The Freakin’ Old Guys (FOGs for short, and that first word isn’t the one they use) are a group of older sailors doing a messabout in the San Juan Islands. There is Gibson Stanford, known as Gib, retired judge; Rufus Gunnermeyer, a blacksmith; Peter L. Lacy, the group’s lawyer and ladies’ man; Zack Hilber, spatially challenged former CIA operative; Hornsby Blair, known as “H” or “The Admiral,” the de facto leader of the group; and Steve Latrans, a man with secrets. A last-minute addition is Sean Homes, a punk teenager in perpetual trouble. The group decides he would benefit from spending time with “real men” in a challenging environment. It sounds hokey, but the scene where the men meet to discuss the young man’s future comes off powerfully—this is what men do (or should).
Soon after setting out, the group of sailors is beset by weather, mysterious cell-phone calls, the Russian mob, the Ukrainian mob — then things get really weird. I do not want give away too much of this great story, but the sailors end up far away from their cruising ground in both distance and time.
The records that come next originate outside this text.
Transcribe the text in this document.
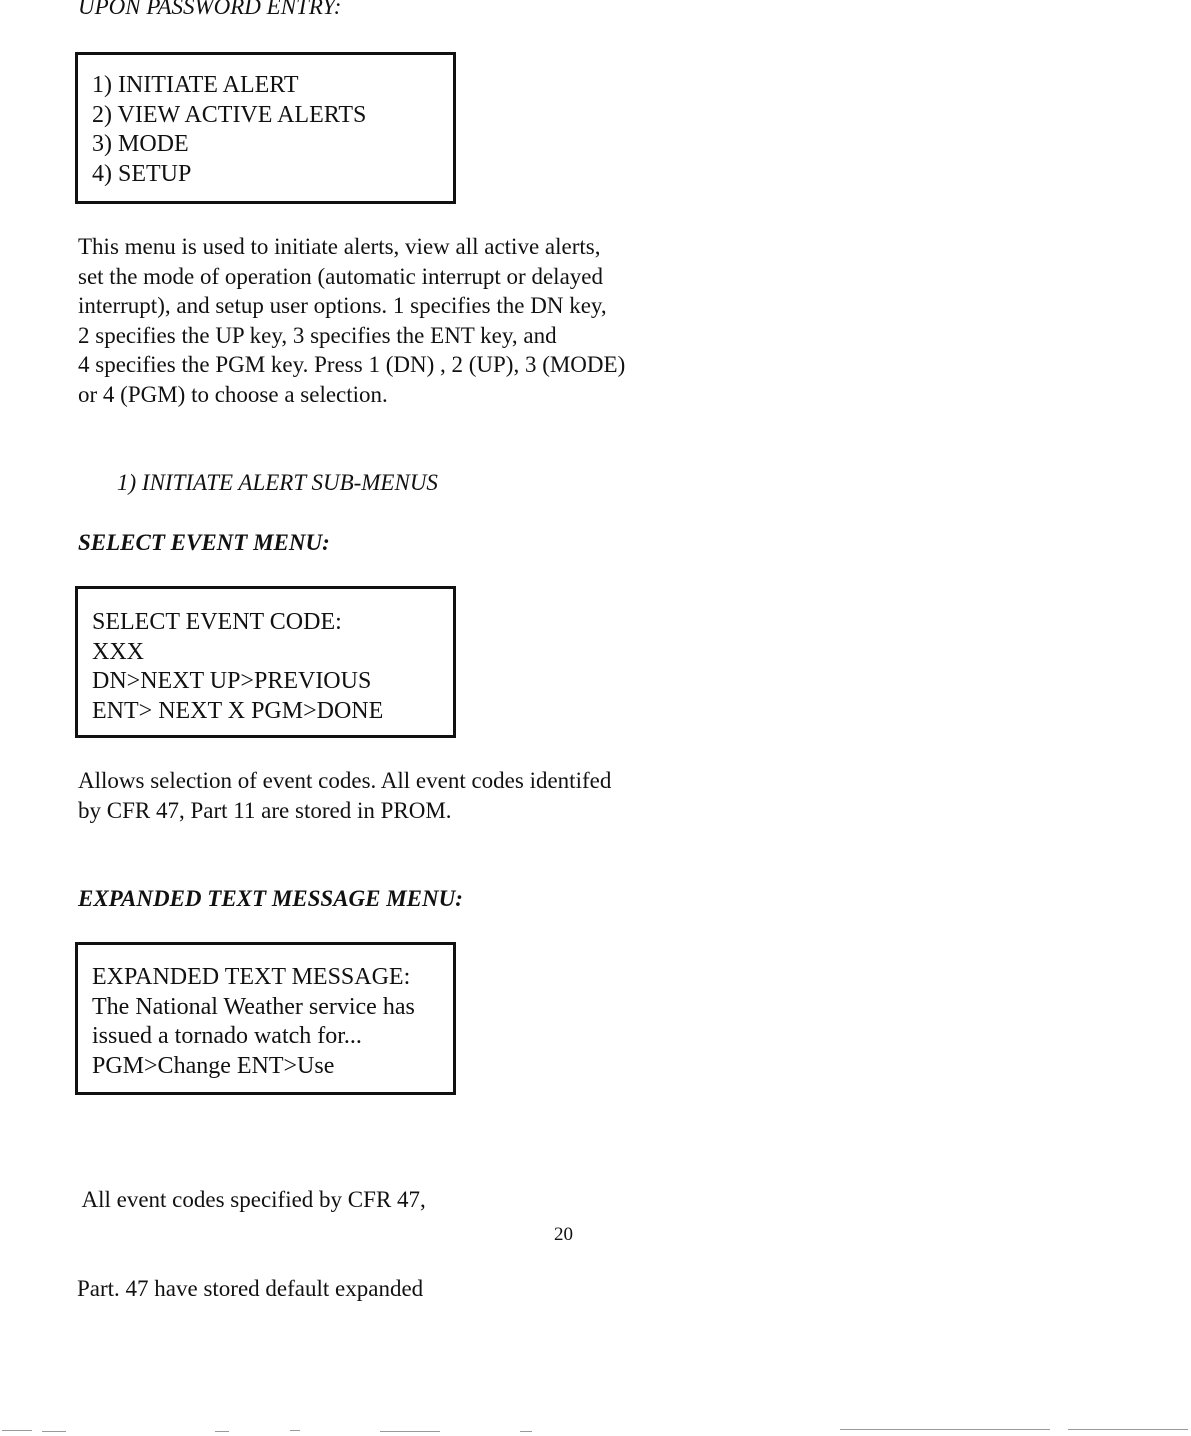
UPON PASSWORD ENTRY:
1) INITIATE ALERT
2) VIEW ACTIVE ALERTS
3) MODE
4) SETUP
This menu is used to initiate alerts, view all active alerts,
set the mode of operation (automatic interrupt or delayed
interrupt), and setup user options. 1 specifies the DN key,
2 specifies the UP key, 3 specifies the ENT key, and
4 specifies the PGM key. Press 1 (DN) , 2 (UP), 3 (MODE)
or 4 (PGM) to choose a selection.
1) INITIATE ALERT SUB-MENUS
SELECT EVENT MENU:
SELECT EVENT CODE:
XXX
DN>NEXT UP>PREVIOUS
ENT> NEXT X PGM>DONE
Allows selection of event codes. All event codes identifed
by CFR 47, Part 11 are stored in PROM.
EXPANDED TEXT MESSAGE MENU:
EXPANDED TEXT MESSAGE:
The National Weather service has
issued a tornado watch for...
PGM>Change ENT>Use

All event codes specified by CFR 47,

Part. 47 have stored default expanded

20
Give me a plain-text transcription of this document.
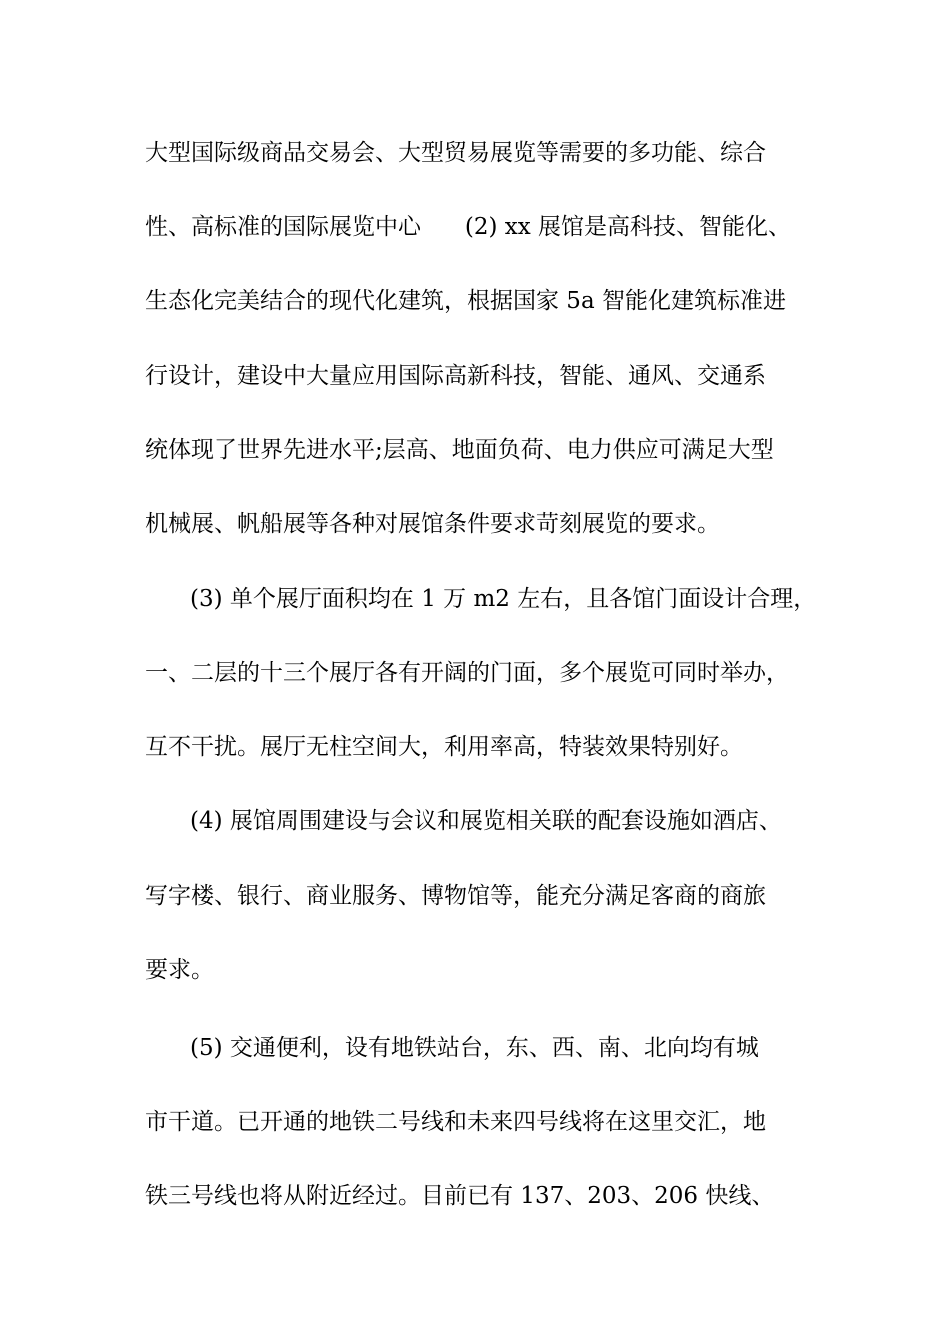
大型国际级商品交易会、大型贸易展览等需要的多功能、综合
性、高标准的国际展览中心      (2) xx 展馆是高科技、智能化、
生态化完美结合的现代化建筑，根据国家 5a 智能化建筑标准进
行设计，建设中大量应用国际高新科技，智能、通风、交通系
统体现了世界先进水平;层高、地面负荷、电力供应可满足大型
机械展、帆船展等各种对展馆条件要求苛刻展览的要求。
(3) 单个展厅面积均在 1 万 m2 左右，且各馆门面设计合理，
一、二层的十三个展厅各有开阔的门面，多个展览可同时举办，
互不干扰。展厅无柱空间大，利用率高，特装效果特别好。
(4) 展馆周围建设与会议和展览相关联的配套设施如酒店、
写字楼、银行、商业服务、博物馆等，能充分满足客商的商旅
要求。
(5) 交通便利，设有地铁站台，东、西、南、北向均有城
市干道。已开通的地铁二号线和未来四号线将在这里交汇，地
铁三号线也将从附近经过。目前已有 137、203、206 快线、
The biggest drawback of the book is that too much is going on, most of it at the same time, and it gets difficult to follow. But there is a lot of sailing in the story, and the descriptions of handling the small boats, including navigation, sail handling, and heavy weather, is dead on. The characters of the FOGs are a pretty accurate description of older sailors. (I’m a bit FOGgy myself.) The 14- to 18-foot sailboats belonging to the members of the group are characters in themselves. The action sequences, ashore or afloat, are exciting. And the wrap-up is, within the context of this unbelievable story, believable.
This is one you will have trouble putting down.